After running hallMonitor, review the error log output file for errors requiring correction (by using cat
to print the messages to the console, i.e. cat slurm-NUMBER_errorlog.out
). You will need to make the necessary corrections so that errors are no longer received. Each time you make a change, you must make note of that change in the study’s data-monitoring-log tracker spreadsheet (which should be created by the study lead when data monitoring begins running). Please note the following two cases in which corrections must be made in multiple places:
- If the ID was enterred incorrectly for a psychopy file, the ID must be corrected both in the file’s name and in the .csv file’s ID column
- If a Brain Vision EEG file was named incorrectly, the name must be corrected in all EEG files’ names as well as in the DataFile and MarkerFile lines at the top of the .vhdr file
There are two cases in which an error cannot or should not be directly corrected, but a note should be logged in the participant’s folder to explain the lack of correction.
Case A: One or more file name(s) intentionally deviates from convention and does not require correction:
- Upon uploading data to the HPC following a study visit, the RA will make note of any data whose collection deviated from convention by uploading an “issue.txt” file to the participant’s folder which includes an explanation for the the files’ intentional deviations from naming convention. If this file is missing or lacking a proper explanation, contact the RA(s) who uploaded the data and ask them to resolve any issues.

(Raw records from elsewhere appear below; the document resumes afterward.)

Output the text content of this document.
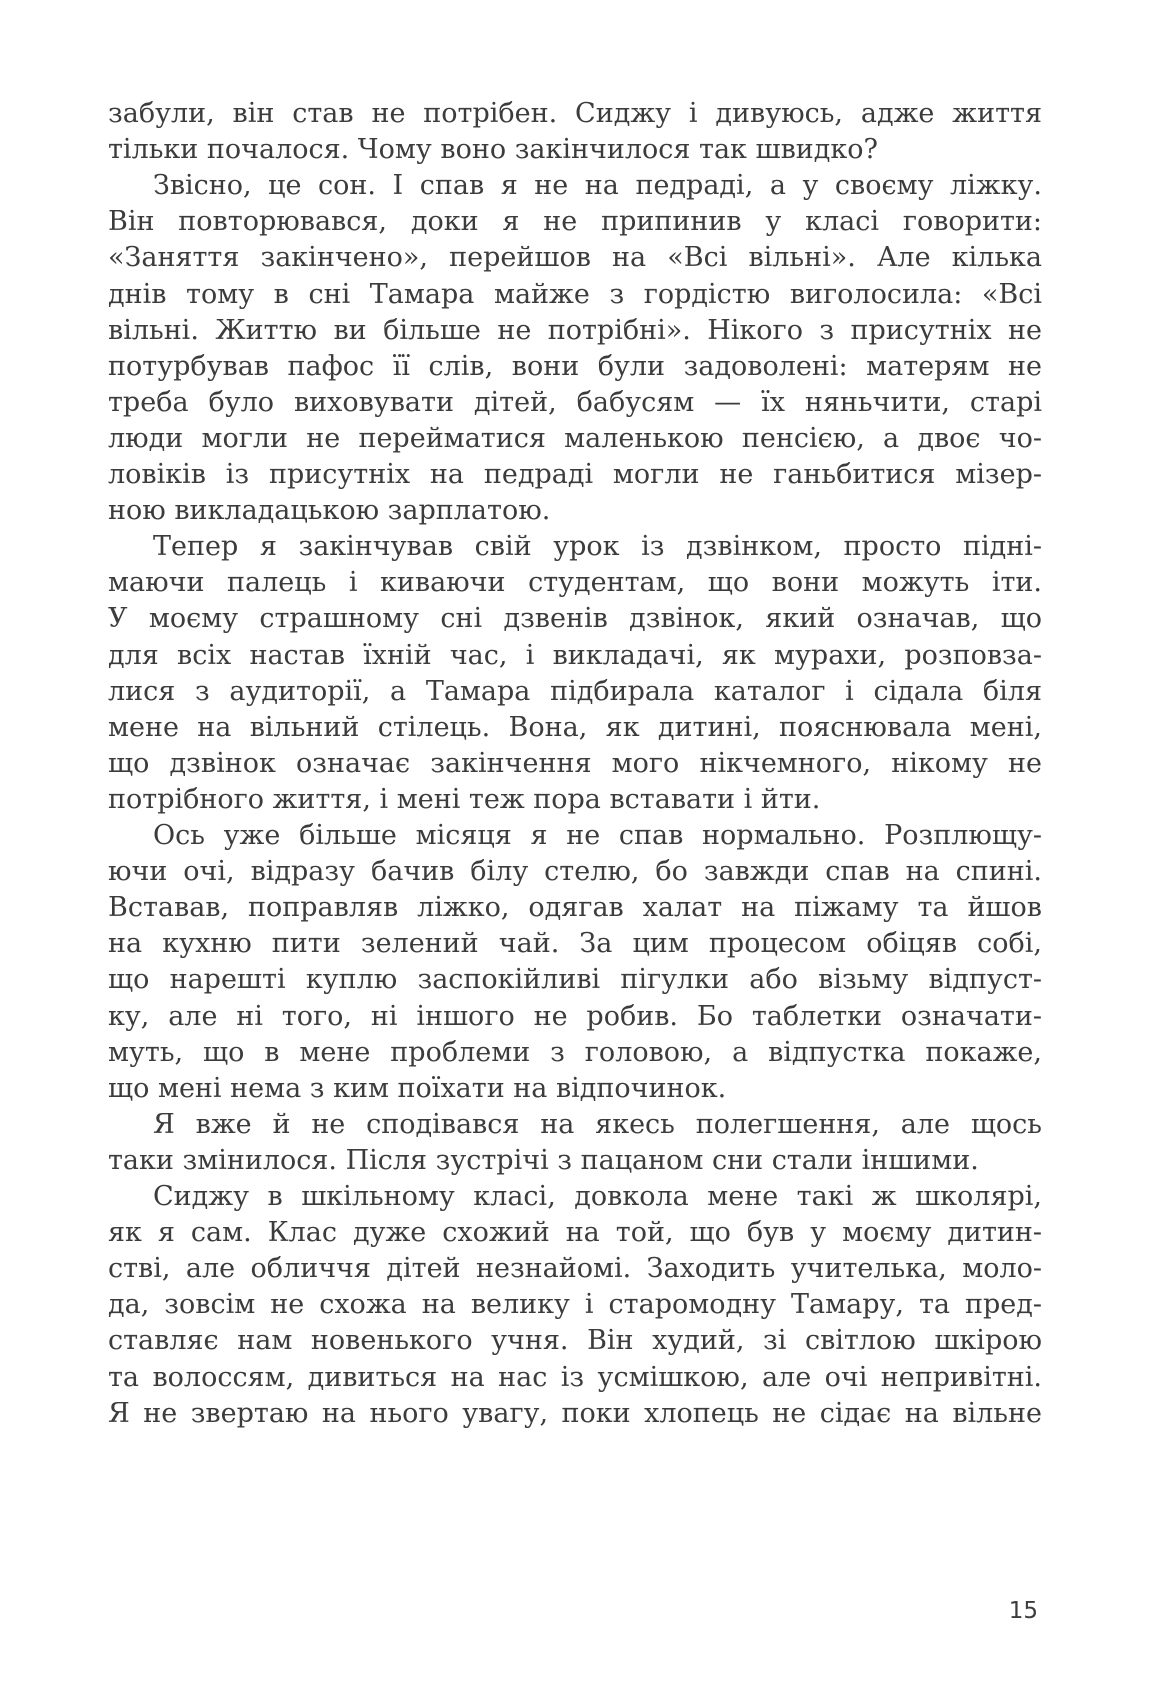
забули, він став не потрібен. Сиджу і дивуюсь, адже життя
тільки почалося. Чому воно закінчилося так швидко?
Звісно, це сон. І спав я не на педраді, а у своєму ліжку.
Він повторювався, доки я не припинив у класі говорити:
«Заняття закінчено», перейшов на «Всі вільні». Але кілька
днів тому в сні Тамара майже з гордістю виголосила: «Всі
вільні. Життю ви більше не потрібні». Нікого з присутніх не
потурбував пафос її слів, вони були задоволені: матерям не
треба було виховувати дітей, бабусям — їх няньчити, старі
люди могли не перейматися маленькою пенсією, а двоє чо-
ловіків із присутніх на педраді могли не ганьбитися мізер-
ною викладацькою зарплатою.
Тепер я закінчував свій урок із дзвінком, просто підні-
маючи палець і киваючи студентам, що вони можуть іти.
У моєму страшному сні дзвенів дзвінок, який означав, що
для всіх настав їхній час, і викладачі, як мурахи, розповза-
лися з аудиторії, а Тамара підбирала каталог і сідала біля
мене на вільний стілець. Вона, як дитині, пояснювала мені,
що дзвінок означає закінчення мого нікчемного, нікому не
потрібного життя, і мені теж пора вставати і йти.
Ось уже більше місяця я не спав нормально. Розплющу-
ючи очі, відразу бачив білу стелю, бо завжди спав на спині.
Вставав, поправляв ліжко, одягав халат на піжаму та йшов
на кухню пити зелений чай. За цим процесом обіцяв собі,
що нарешті куплю заспокійливі пігулки або візьму відпуст-
ку, але ні того, ні іншого не робив. Бо таблетки означати-
муть, що в мене проблеми з головою, а відпустка покаже,
що мені нема з ким поїхати на відпочинок.
Я вже й не сподівався на якесь полегшення, але щось
таки змінилося. Після зустрічі з пацаном сни стали іншими.
Сиджу в шкільному класі, довкола мене такі ж школярі,
як я сам. Клас дуже схожий на той, що був у моєму дитин-
стві, але обличчя дітей незнайомі. Заходить учителька, моло-
да, зовсім не схожа на велику і старомодну Тамару, та пред-
ставляє нам новенького учня. Він худий, зі світлою шкірою
та волоссям, дивиться на нас із усмішкою, але очі непривітні.
Я не звертаю на нього увагу, поки хлопець не сідає на вільне
15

- Ensure that the first portion of the file names leading up to the deviation matches file naming conventions (i.e.,
subject
_task
_dataType
_session/run/event suffix
) and that the deviation comes at the end of the name and is separated from the suffix by an underscore (for an example, see the “Intentional Deviations” section on the Naming Conventions page). - After ensuring the files in the folder are named properly, rename the “issue.txt” file to “deviation.txt”.
- Note: if the “deviation.txt” file is in an EEG folder, then the first line of the text file must specify which files in that folder should be processed by the EEG preprocessing pipeline. To do so, add a line to the top of the text file that states: “Files to process:
file-name
.eeg,file-name
.vmrk,file-name
.vhdr”. However, if the EEG recording for a single task had to be split into two sets of files, then you should not add the “Files to process” line to the “deviation.txt” file, because the EEG preprocessing pipeline cannot process the participant’s EEG data in such a case.
- Note: if the “deviation.txt” file is in an EEG folder, then the first line of the text file must specify which files in that folder should be processed by the EEG preprocessing pipeline. To do so, add a line to the top of the text file that states: “Files to process:
- Manually copy both the files with the naming deviation and the “deviation.txt” file to
sourcedata/checked
Case B: Data was not collected for that participant:
- Upon uploading data to the HPC following a study visit, the RA will make note of any data that was not collected by uploading blank “issue.txt” text files to the participant’s folder.
- Rename the “issue.txt” file to “no-data.txt”, then edit the file to add the following line: “This participant’s data was not collected.”
- Manually copy the “no-data.txt” file to
sourcedata/checked
After making any necessary corrections, re-run the script until no errors are received. Ensure that sourcedata/checked
and the central tracker have been updated to reflect the resolved errors, then remove all .out files to keep a tidy folder (rm slurm-NUMBER.out
or rm slurm-*.out
to delete them all).
Final Considerations
- If you switch to a new REDCap project during data collection (for instance, because you added a new instrument or corrected an old one), be sure to check any header mapping/replacements you added to
hallMonitor.sub
as these may need to be modified or deleted. - When data collection is complete, you should comment out the lines in
preprocess.sub
that are no longer needed (for example, the lines that trigger the instruments script) so that you don’t create unnecessary duplicates.